Le Qatar piégé par ses ambitions démesurées (I)
Par Mohamed Daoud – La tournée de Donald Trump au Moyen-Orient et en Europe, à peine terminée, que de grandes manœuvres sont lancées par les Saoudiens, les Emiratis, le Bahreïn et l’Egypte contre le Qatar et son émir. Les rivalités entre ces Etats du Golfe, devenus par la grâce d’un boum pétrolier des puissances financières, n’expliquent pas tout, d’autres éléments relatifs à la politique interne propre à chaque pays sont à prendre en considération.
Le Qatar, membre du Conseil de coopération des Etats arabes du Golfe (CCG), à côté du Bahreïn, du Koweït, d’Oman, de l’Arabie Saoudite et les Emirats arabes unis (EAU), a émergé d’une manière retentissante sur la scène régionale et internationale à la faveur des révoltes du «Printemps arabe». Tout a commencé dans la nuit du 23-24 du mois mai dernier lorsque l’agence de presse officielle a été piratée et instrumentalisée à des fins de fabrication de déclarations anti-saoudiennes et anti-émiraties attribuées au prince émirati. Une campagne médiatique hostile au Qatar a été déclenchée, suivie d’une rupture des relations et un embargo économique draconien.

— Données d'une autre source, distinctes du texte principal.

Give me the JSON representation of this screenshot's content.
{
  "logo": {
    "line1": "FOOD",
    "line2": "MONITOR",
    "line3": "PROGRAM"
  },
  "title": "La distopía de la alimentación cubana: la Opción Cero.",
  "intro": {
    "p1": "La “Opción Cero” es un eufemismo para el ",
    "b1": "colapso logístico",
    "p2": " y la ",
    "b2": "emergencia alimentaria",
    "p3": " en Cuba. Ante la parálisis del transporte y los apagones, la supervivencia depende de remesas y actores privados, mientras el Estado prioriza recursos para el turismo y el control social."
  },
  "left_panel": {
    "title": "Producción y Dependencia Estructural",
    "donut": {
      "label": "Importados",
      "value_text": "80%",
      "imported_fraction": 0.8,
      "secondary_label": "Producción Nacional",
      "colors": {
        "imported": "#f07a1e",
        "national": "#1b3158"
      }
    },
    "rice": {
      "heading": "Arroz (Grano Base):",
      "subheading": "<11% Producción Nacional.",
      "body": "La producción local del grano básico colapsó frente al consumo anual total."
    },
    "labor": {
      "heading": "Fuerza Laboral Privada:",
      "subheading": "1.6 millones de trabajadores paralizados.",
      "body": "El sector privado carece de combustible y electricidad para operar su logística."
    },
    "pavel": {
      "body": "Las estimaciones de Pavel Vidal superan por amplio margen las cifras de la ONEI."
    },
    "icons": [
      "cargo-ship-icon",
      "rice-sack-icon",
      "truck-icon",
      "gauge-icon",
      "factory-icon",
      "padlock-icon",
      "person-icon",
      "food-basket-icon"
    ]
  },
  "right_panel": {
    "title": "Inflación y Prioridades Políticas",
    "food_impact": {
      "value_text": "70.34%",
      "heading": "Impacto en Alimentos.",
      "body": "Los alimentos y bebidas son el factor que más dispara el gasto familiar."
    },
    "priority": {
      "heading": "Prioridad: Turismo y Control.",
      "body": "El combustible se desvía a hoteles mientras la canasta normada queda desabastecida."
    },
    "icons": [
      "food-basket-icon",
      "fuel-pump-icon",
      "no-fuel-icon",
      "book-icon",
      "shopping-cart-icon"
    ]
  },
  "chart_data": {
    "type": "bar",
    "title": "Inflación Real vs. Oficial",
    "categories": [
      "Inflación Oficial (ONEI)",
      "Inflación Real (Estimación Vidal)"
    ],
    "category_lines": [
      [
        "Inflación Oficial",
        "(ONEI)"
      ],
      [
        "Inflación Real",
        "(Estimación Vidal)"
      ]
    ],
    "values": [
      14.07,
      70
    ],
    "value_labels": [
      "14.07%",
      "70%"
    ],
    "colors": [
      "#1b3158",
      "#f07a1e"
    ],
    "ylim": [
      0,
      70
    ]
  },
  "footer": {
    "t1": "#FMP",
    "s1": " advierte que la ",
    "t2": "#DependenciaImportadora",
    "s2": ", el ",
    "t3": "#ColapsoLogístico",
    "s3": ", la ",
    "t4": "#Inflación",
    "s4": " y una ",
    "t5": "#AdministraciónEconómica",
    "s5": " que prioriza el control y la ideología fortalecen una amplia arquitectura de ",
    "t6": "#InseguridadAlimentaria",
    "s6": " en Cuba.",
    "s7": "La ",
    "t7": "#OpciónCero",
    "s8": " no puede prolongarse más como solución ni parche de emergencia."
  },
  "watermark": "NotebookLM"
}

Le Qatar, dont la superficie est de 11 571 km2, est une petite péninsule qui se situe au flanc de l’Arabie Saoudite et dont le sous-sol abrite plus de «la moitié des réserves mondiales de pétrole»(1). Avec un PIB des plus élevés dans le monde, c’est-à-dire 96 000 dollars, d’après le FMI, le Qatar est troisième producteur mondial de gaz naturel (derrière la Russie et l’Iran) et premier exportateur de gaz liquéfié de la planète, le pays possède depuis 2005 un fonds souverain dont le capital actuel est estimé à plus de 100 milliards de dollars(2). Conscients de leur dépendance aux hydrocarbures, les dirigeants du Qatar tentent de la dépasser en recourant à une stratégie de diversification économique en s’appuyant sur trois piliers : l’économie de la connaissance, le tourisme et l’industrie du sport. C’est dans cette perspective que l’Emirat a lancé un plan d’investissement de plus de 100 milliards de dollars afin d’accueillir le mieux possible les grandes compétitions internationales, le Mondial 2022 et les Jeux olympiques de 2024 sont dans sa ligne de mire. Tel un conte de fée, et comme jaillie des sables du désert, sa capitale Doha est devenue une ville ultramoderne, les meilleurs architectes du monde s’y sont attelés à la façonner et l’embellir. Sur le plan des investissements économiques à l’étranger, le Qatar est présent partout et dans tous les secteurs économiques, en Europe, en Egypte, en Algérie, en Tunisie et dans plusieurs pays en Afrique.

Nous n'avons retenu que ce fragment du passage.